Kepastian tersebut disampaikan oleh Direktur Reserse Kriminal Umum Polda NTB, Kombes Pol Syarif Hidayat, S.I.K., dalam konferensi pers di Mapolda NTB pada Sabtu (6/12/2025).
Menurutnya, pihak kejaksaan telah menilai bahwa berkas perkara telah memenuhi seluruh unsur formil dan materiil, sehingga dinyatakan siap untuk dilimpahkan ke tahap penuntutan.

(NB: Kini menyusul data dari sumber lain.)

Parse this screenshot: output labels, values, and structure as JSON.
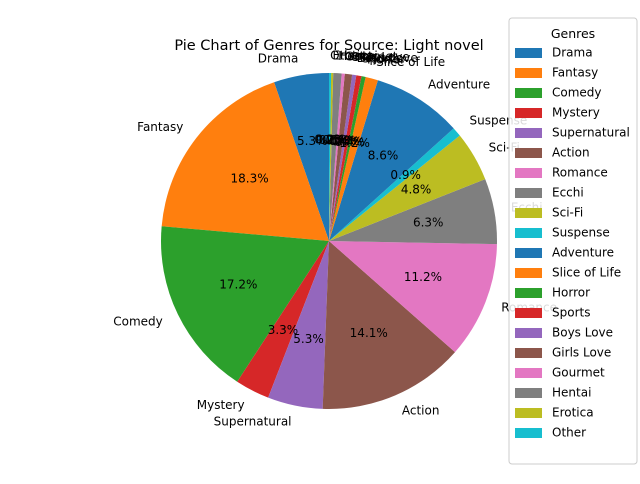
{
  "chart_data": {
    "type": "pie",
    "title": "Pie Chart of Genres for Source: Light novel",
    "start_angle_deg": 90,
    "direction": "counterclockwise",
    "autopct_format": "{:.1f}%",
    "legend": {
      "title": "Genres",
      "placement": "right"
    },
    "slices": [
      {
        "label": "Drama",
        "value": 5.3,
        "pct_label": "5.3%",
        "color": "#1f77b4"
      },
      {
        "label": "Fantasy",
        "value": 18.3,
        "pct_label": "18.3%",
        "color": "#ff7f0e"
      },
      {
        "label": "Comedy",
        "value": 17.2,
        "pct_label": "17.2%",
        "color": "#2ca02c"
      },
      {
        "label": "Mystery",
        "value": 3.3,
        "pct_label": "3.3%",
        "color": "#d62728"
      },
      {
        "label": "Supernatural",
        "value": 5.3,
        "pct_label": "5.3%",
        "color": "#9467bd"
      },
      {
        "label": "Action",
        "value": 14.1,
        "pct_label": "14.1%",
        "color": "#8c564b"
      },
      {
        "label": "Romance",
        "value": 11.2,
        "pct_label": "11.2%",
        "color": "#e377c2"
      },
      {
        "label": "Ecchi",
        "value": 6.3,
        "pct_label": "6.3%",
        "color": "#7f7f7f"
      },
      {
        "label": "Sci-Fi",
        "value": 4.8,
        "pct_label": "4.8%",
        "color": "#bcbd22"
      },
      {
        "label": "Suspense",
        "value": 0.9,
        "pct_label": "0.9%",
        "color": "#17becf"
      },
      {
        "label": "Adventure",
        "value": 8.6,
        "pct_label": "8.6%",
        "color": "#1f77b4"
      },
      {
        "label": "Slice of Life",
        "value": 1.2,
        "pct_label": "1.2%",
        "color": "#ff7f0e"
      },
      {
        "label": "Horror",
        "value": 0.4,
        "pct_label": "0.4%",
        "color": "#2ca02c"
      },
      {
        "label": "Sports",
        "value": 0.5,
        "pct_label": "0.5%",
        "color": "#d62728"
      },
      {
        "label": "Boys Love",
        "value": 0.4,
        "pct_label": "0.4%",
        "color": "#9467bd"
      },
      {
        "label": "Girls Love",
        "value": 0.7,
        "pct_label": "0.7%",
        "color": "#8c564b"
      },
      {
        "label": "Gourmet",
        "value": 0.3,
        "pct_label": "0.3%",
        "color": "#e377c2"
      },
      {
        "label": "Hentai",
        "value": 0.8,
        "pct_label": "0.8%",
        "color": "#7f7f7f"
      },
      {
        "label": "Erotica",
        "value": 0.2,
        "pct_label": "0.2%",
        "color": "#bcbd22"
      },
      {
        "label": "Other",
        "value": 0.2,
        "pct_label": "0.2%",
        "color": "#17becf"
      }
    ]
  }
}
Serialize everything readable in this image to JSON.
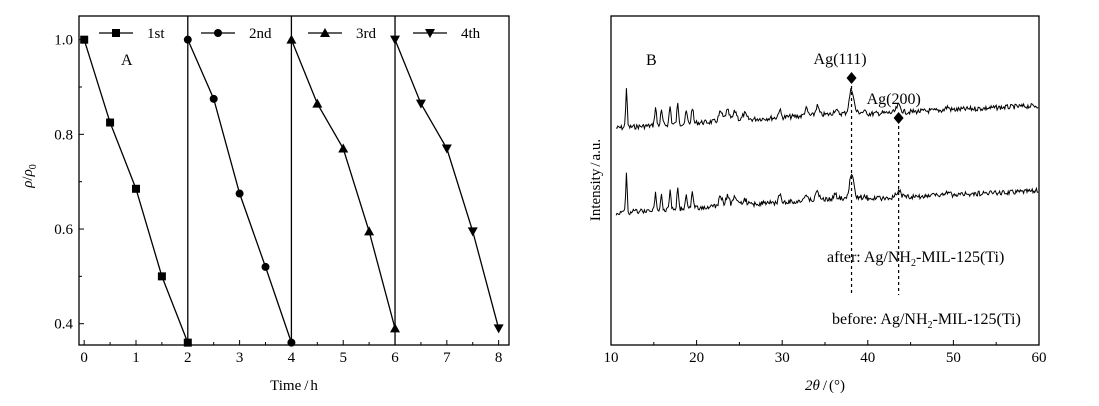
{
  "chart_data": [
    {
      "type": "line",
      "panel_label": "A",
      "xlabel": {
        "main": "Time",
        "unit": "h"
      },
      "ylabel": {
        "main": "ρ",
        "sub_num": "",
        "den": "ρ",
        "den_sub": "0"
      },
      "xlim": [
        -0.1,
        8.2
      ],
      "ylim": [
        0.355,
        1.05
      ],
      "xticks": [
        "0",
        "1",
        "2",
        "3",
        "4",
        "5",
        "6",
        "7",
        "8"
      ],
      "yticks": [
        "0.4",
        "0.6",
        "0.8",
        "1.0"
      ],
      "cycle_boundaries": [
        2,
        4,
        6
      ],
      "series": [
        {
          "name": "1st",
          "marker": "square",
          "x": [
            0,
            0.5,
            1,
            1.5,
            2
          ],
          "y": [
            1.0,
            0.825,
            0.685,
            0.5,
            0.36
          ]
        },
        {
          "name": "2nd",
          "marker": "circle",
          "x": [
            2,
            2.5,
            3,
            3.5,
            4
          ],
          "y": [
            1.0,
            0.875,
            0.675,
            0.52,
            0.36
          ]
        },
        {
          "name": "3rd",
          "marker": "triangle-up",
          "x": [
            4,
            4.5,
            5,
            5.5,
            6
          ],
          "y": [
            1.0,
            0.865,
            0.77,
            0.595,
            0.39
          ]
        },
        {
          "name": "4th",
          "marker": "triangle-down",
          "x": [
            6,
            6.5,
            7,
            7.5,
            8
          ],
          "y": [
            1.0,
            0.865,
            0.77,
            0.595,
            0.39
          ]
        }
      ]
    },
    {
      "type": "line",
      "panel_label": "B",
      "xlabel": {
        "main": "2θ",
        "unit": "(°)"
      },
      "ylabel": {
        "main": "Intensity",
        "unit": "a.u."
      },
      "xlim": [
        10,
        60
      ],
      "xticks": [
        "10",
        "20",
        "30",
        "40",
        "50",
        "60"
      ],
      "series": [
        {
          "name": "after: Ag/NH2-MIL-125(Ti)",
          "offset": "upper"
        },
        {
          "name": "before: Ag/NH2-MIL-125(Ti)",
          "offset": "lower"
        }
      ],
      "peaks": [
        {
          "label": "Ag(111)",
          "x": 38.1
        },
        {
          "label": "Ag(200)",
          "x": 43.6
        }
      ],
      "annotations": {
        "after_prefix": "after: Ag/NH",
        "after_sub": "2",
        "after_suffix": "-MIL-125(Ti)",
        "before_prefix": "before: Ag/NH",
        "before_sub": "2",
        "before_suffix": "-MIL-125(Ti)"
      }
    }
  ]
}
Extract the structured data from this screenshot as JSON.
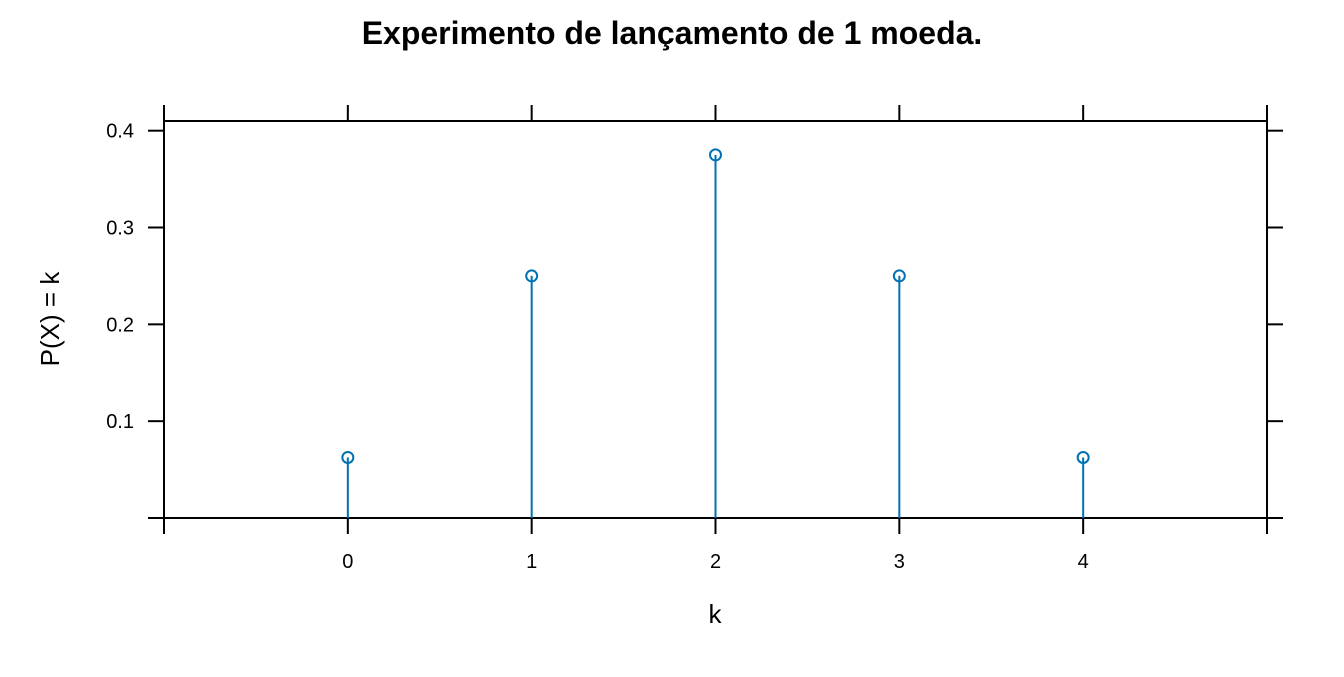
{
  "chart_data": {
    "type": "scatter",
    "style": "stem (vertical lines with open circles)",
    "title": "Experimento de lançamento de 1 moeda.",
    "xlabel": "k",
    "ylabel": "P(X) = k",
    "x": [
      0,
      1,
      2,
      3,
      4
    ],
    "y": [
      0.0625,
      0.25,
      0.375,
      0.25,
      0.0625
    ],
    "xlim": [
      -1,
      5
    ],
    "ylim": [
      0,
      0.41
    ],
    "x_ticks": [
      0,
      1,
      2,
      3,
      4
    ],
    "x_tick_labels": [
      "0",
      "1",
      "2",
      "3",
      "4"
    ],
    "y_ticks": [
      0.1,
      0.2,
      0.3,
      0.4
    ],
    "y_tick_labels": [
      "0.1",
      "0.2",
      "0.3",
      "0.4"
    ],
    "grid": false,
    "legend": "none",
    "series_color": "#0072B2",
    "axis_color": "#000000"
  }
}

“Untuk kasus kematian Esco, seluruh proses penyelidikan dan penyidikan telah rampung. Berkas perkara sudah dinyatakan lengkap atau P21 oleh Kejari Mataram,” jelas Kombes Pol Syarif.
Ia menegaskan bahwa Polda NTB dalam waktu dekat akan menyerahkan tersangka Rizka beserta barang bukti kepada kejaksaan sebagai bagian dari pelaksanaan proses hukum tahap II.
“Berkas sudah lengkap. Selanjutnya kami segera melakukan penyerahan tersangka dan barang bukti secepatnya,” tegasnya.
Kasus kematian Esco sejak awal menyedot perhatian masyarakat karena melibatkan pasangan suami istri. Selain memunculkan berbagai spekulasi di publik, kasus ini juga menimbulkan dinamika sosial yang cukup besar selama proses penyidikannya.
Dengan dinyatakan lengkapnya berkas perkara, proses hukum dipastikan berlanjut ke tahap persidangan, di mana seluruh fakta dan bukti akan diuji secara terbuka di pengadilan.
Polda NTB menegaskan komitmennya untuk menyelesaikan kasus ini dengan menjunjung tinggi asas profesionalitas, akuntabilitas, dan keterbukaan informasi.
Dalam kesempatan tersebut, aparat kepolisian juga mengimbau masyarakat agar tetap menghormati proses hukum yang berjalan dan tidak menyebarkan informasi yang belum terverifikasi.
Kasus ini kini tinggal menunggu proses pelimpahan tersangka dan barang bukti sebelum memasuki babak baru di persidangan. Polda NTB memastikan seluruh prosedur akan dijalankan sesuai ketentuan hukum yang berlaku.